Steimle: Sehen Sie, das ist, was ich meine. Was
heute rechts ist, war gestern vielleicht links und umgekehrt. Das zeigt
die Absurdität dieser Aufteilung. Welchen Sinn ergibt sie noch? Daher
sage ich: Wer frei von Schuld ist, der werfe den ersten Steimle! Spaß
beiseite, am Ende hieß es dann, der Hauptgrund sei, daß das Hemd von
Compact war. Aber eben das wollte ich provozieren – das gebe ich zu –,
nämlich zu prüfen: Was zählt heute wirklich, der Inhalt „Ami go home“,
der über jeden Zweifel erhaben ist, oder das Etikett? Das Ergebnis ist
eine Niederlage für unsere Debattenkultur. Es zählt nicht der Inhalt,
also das Argument, sondern das Etikett. Tja, offenbar bin ich politisch
altmodisch. Aber manchmal ist ja, wer nur lange genug altmodisch ist,
irgendwann wieder modern.
Sie bekennen sich dazu, die Linke zu wählen. Warum?
Steimle: Ganz einfach, weil sie die einzige Partei
ist, die sich konsequent für den Frieden einsetzt, und ich träume von
Frieden für alle Menschen auf der Erde.
Nehmen Sie den Konflikt in der Partei wahr?

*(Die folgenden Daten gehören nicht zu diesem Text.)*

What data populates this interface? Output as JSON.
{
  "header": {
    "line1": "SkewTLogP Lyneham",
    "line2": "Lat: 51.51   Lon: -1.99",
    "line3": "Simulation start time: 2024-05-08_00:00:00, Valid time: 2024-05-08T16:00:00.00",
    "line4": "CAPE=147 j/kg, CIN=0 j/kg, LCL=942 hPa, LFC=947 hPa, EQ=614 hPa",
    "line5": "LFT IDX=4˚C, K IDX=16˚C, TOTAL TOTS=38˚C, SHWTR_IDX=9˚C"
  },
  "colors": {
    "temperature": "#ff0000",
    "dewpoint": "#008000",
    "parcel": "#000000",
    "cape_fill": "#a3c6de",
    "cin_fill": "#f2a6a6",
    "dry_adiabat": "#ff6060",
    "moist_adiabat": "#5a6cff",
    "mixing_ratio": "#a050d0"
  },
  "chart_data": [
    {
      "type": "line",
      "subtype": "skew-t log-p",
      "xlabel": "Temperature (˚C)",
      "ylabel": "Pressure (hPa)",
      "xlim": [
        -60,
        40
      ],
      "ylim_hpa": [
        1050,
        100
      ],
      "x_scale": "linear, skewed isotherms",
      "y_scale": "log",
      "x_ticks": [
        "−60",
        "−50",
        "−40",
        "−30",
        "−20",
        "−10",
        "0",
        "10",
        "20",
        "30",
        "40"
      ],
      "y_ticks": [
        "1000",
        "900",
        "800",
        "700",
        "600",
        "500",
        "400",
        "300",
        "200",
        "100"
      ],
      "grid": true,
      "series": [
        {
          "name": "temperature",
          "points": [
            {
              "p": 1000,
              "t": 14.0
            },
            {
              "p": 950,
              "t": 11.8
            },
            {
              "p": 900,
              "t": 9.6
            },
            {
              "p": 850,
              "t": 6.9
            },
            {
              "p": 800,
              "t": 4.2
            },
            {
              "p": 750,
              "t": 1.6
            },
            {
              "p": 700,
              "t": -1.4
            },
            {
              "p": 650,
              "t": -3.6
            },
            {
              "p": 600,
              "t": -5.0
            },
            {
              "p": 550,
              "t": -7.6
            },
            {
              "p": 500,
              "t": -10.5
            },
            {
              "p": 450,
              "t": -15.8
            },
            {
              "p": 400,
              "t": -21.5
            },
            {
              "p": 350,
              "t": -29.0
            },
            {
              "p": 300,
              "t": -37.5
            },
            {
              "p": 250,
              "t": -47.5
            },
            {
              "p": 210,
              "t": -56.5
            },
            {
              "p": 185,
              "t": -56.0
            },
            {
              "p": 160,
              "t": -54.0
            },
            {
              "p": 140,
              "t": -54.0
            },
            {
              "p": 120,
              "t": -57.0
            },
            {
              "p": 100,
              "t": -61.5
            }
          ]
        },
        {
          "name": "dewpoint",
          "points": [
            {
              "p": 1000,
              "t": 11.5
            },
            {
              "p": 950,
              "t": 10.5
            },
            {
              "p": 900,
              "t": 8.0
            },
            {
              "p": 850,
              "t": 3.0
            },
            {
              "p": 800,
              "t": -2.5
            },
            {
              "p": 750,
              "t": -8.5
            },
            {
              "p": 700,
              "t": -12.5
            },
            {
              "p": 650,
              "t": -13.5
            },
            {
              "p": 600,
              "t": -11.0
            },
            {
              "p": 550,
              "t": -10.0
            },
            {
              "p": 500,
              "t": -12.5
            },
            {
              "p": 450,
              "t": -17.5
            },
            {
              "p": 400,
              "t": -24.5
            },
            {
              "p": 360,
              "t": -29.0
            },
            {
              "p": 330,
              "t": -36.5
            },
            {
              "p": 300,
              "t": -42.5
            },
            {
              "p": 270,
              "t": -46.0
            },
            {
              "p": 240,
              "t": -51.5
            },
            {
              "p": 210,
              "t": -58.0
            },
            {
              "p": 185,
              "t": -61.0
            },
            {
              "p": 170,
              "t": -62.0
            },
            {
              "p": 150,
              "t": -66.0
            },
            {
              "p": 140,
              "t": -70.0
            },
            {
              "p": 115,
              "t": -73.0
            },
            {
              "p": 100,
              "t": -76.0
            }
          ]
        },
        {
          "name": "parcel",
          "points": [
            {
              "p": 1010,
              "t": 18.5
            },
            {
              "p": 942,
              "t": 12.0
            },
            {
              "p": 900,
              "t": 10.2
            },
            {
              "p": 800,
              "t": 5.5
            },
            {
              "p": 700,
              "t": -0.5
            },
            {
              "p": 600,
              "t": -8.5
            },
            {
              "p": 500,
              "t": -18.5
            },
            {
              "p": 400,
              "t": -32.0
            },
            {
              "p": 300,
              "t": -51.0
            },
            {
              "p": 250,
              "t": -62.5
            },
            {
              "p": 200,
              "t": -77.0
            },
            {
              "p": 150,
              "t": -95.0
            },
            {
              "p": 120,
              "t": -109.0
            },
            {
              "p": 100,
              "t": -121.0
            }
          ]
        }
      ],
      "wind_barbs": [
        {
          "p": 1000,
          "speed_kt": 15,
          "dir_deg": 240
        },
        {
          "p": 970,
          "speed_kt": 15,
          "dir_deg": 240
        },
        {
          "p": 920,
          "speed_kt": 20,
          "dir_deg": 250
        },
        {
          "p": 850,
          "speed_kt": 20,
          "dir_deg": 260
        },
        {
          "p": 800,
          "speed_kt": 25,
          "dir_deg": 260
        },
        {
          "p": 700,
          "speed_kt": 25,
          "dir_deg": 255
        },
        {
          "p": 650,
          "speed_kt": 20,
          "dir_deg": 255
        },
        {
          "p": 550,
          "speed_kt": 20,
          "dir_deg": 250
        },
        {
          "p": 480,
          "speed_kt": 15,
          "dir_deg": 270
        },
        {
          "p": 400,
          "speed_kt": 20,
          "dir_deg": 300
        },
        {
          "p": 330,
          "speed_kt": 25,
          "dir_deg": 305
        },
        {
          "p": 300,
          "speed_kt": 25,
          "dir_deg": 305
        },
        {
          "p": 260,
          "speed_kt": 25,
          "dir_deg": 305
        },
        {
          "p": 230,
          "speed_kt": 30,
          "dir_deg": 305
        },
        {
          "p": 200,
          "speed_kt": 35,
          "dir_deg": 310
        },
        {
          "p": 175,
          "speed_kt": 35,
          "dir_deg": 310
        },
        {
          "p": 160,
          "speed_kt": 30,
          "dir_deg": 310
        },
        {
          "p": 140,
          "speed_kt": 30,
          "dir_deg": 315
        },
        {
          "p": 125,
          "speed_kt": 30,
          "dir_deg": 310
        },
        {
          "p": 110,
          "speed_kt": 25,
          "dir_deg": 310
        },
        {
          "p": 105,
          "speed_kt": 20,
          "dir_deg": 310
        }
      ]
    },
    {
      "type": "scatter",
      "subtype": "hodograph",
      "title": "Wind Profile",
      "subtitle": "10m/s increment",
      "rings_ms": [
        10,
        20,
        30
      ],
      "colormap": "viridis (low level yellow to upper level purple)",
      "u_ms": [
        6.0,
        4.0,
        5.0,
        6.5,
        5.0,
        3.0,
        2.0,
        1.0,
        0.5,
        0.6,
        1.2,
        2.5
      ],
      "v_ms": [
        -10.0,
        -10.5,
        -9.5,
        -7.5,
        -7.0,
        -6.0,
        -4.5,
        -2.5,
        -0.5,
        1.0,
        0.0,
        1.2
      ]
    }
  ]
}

Steimle: Klar, und ich versuche, realistisch zu denken und neige so eher zur Position von Frau Wagenknecht.
Was ist mit Katja Kipping?
Steimle: Vor wem ich wirklich Angst habe, sind diese
„Bescheidwisser“. Es war der große Fehler der DDR, ihren Bürgern so zu
mißtrauen. Sie glaubte, besser Bescheid zu wissen, was gut für sie ist.

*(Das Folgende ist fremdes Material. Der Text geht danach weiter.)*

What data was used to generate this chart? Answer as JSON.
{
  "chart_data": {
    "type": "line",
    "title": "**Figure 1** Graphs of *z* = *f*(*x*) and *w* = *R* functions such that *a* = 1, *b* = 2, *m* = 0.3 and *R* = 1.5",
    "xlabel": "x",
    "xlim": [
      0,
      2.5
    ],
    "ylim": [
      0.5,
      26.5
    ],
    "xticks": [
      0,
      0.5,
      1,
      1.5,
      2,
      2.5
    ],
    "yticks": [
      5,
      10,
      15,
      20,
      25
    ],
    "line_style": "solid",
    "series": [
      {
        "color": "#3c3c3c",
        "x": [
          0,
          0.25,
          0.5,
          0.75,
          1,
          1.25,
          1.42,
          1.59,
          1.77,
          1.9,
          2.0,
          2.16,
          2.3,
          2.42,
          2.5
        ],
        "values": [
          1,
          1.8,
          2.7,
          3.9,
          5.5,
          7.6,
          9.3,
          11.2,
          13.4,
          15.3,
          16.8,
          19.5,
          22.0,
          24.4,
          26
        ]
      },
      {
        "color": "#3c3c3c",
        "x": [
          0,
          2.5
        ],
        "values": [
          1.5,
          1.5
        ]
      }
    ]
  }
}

Das ist eine Entwicklung, die ich heute wieder sehe. Nicht nur bei
Angela Merkel, auch etwa bei Katja Kipping. Das sind so Leute, die wohl
auch verurteilen würden, daß ich auch JUNGE FREIHEIT lese. Aber ich
lasse mir die Freude am Denken nicht verbieten, deshalb lese ich Sie,
ebenso wie Junge Welt und andere. Und natürlich rede ich auch
mit jedem, der friedfertig ist. Mit Ihnen, weil Sie mich angerufen
haben, und es würde mich freuen, riefe auch mal die Junge Welt an.

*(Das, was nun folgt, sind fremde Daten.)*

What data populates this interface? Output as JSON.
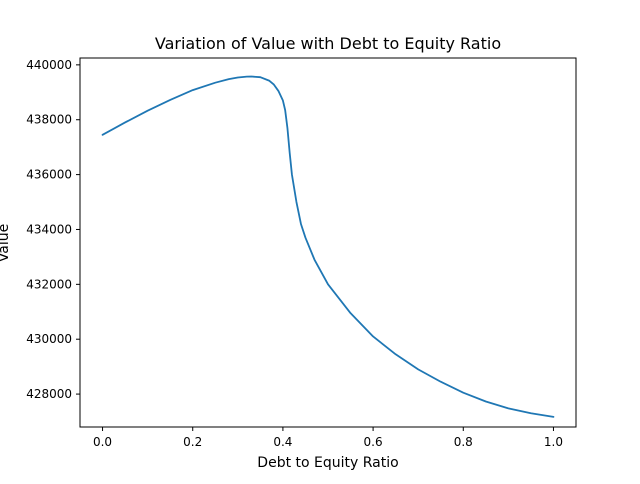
{
  "chart_data": {
    "type": "line",
    "title": "Variation of Value with Debt to Equity Ratio",
    "xlabel": "Debt to Equity Ratio",
    "ylabel": "Value",
    "xlim": [
      -0.05,
      1.05
    ],
    "ylim": [
      426800,
      440250
    ],
    "x_ticks": [
      0.0,
      0.2,
      0.4,
      0.6,
      0.8,
      1.0
    ],
    "x_tick_labels": [
      "0.0",
      "0.2",
      "0.4",
      "0.6",
      "0.8",
      "1.0"
    ],
    "y_ticks": [
      428000,
      430000,
      432000,
      434000,
      436000,
      438000,
      440000
    ],
    "y_tick_labels": [
      "428000",
      "430000",
      "432000",
      "434000",
      "436000",
      "438000",
      "440000"
    ],
    "grid": false,
    "series": [
      {
        "color": "#1f77b4",
        "x": [
          0.0,
          0.05,
          0.1,
          0.15,
          0.2,
          0.25,
          0.28,
          0.3,
          0.32,
          0.33,
          0.35,
          0.37,
          0.38,
          0.39,
          0.4,
          0.405,
          0.41,
          0.415,
          0.42,
          0.43,
          0.44,
          0.45,
          0.47,
          0.5,
          0.55,
          0.6,
          0.65,
          0.7,
          0.75,
          0.8,
          0.85,
          0.9,
          0.95,
          1.0
        ],
        "y": [
          437450,
          437900,
          438330,
          438720,
          439080,
          439350,
          439480,
          439540,
          439570,
          439575,
          439550,
          439420,
          439280,
          439050,
          438700,
          438350,
          437700,
          436800,
          436000,
          435000,
          434200,
          433700,
          432900,
          432000,
          430950,
          430100,
          429450,
          428900,
          428450,
          428050,
          427730,
          427480,
          427300,
          427170
        ]
      }
    ]
  }
}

Wie wollen wir denn sonst zum Frieden kommen – wenn wir nicht
miteinander reden? Was würden wir sagen, weigerten sich Trump und
Nordkoreas Kim Jong-un miteinander zu sprechen? Was wäre die Konsequenz?
Vielleicht ein Atomkrieg! Aber wie können wir von diesen etwas
verlangen, zu dem wir selbst nicht bereit sind? Gehen wir ihnen mit
gutem Beispiel voran! Wissen Sie, ein Linker ist für mich jemand, der
für Gerechtigkeit kämpft – und deutsch, das ist für mich Herz, Weite und
Mitgefühl, früher hieß das mal Solidarität. Und an diese Werte, auch
wenn das vielleicht naiv ist, möchte ich einfach glauben.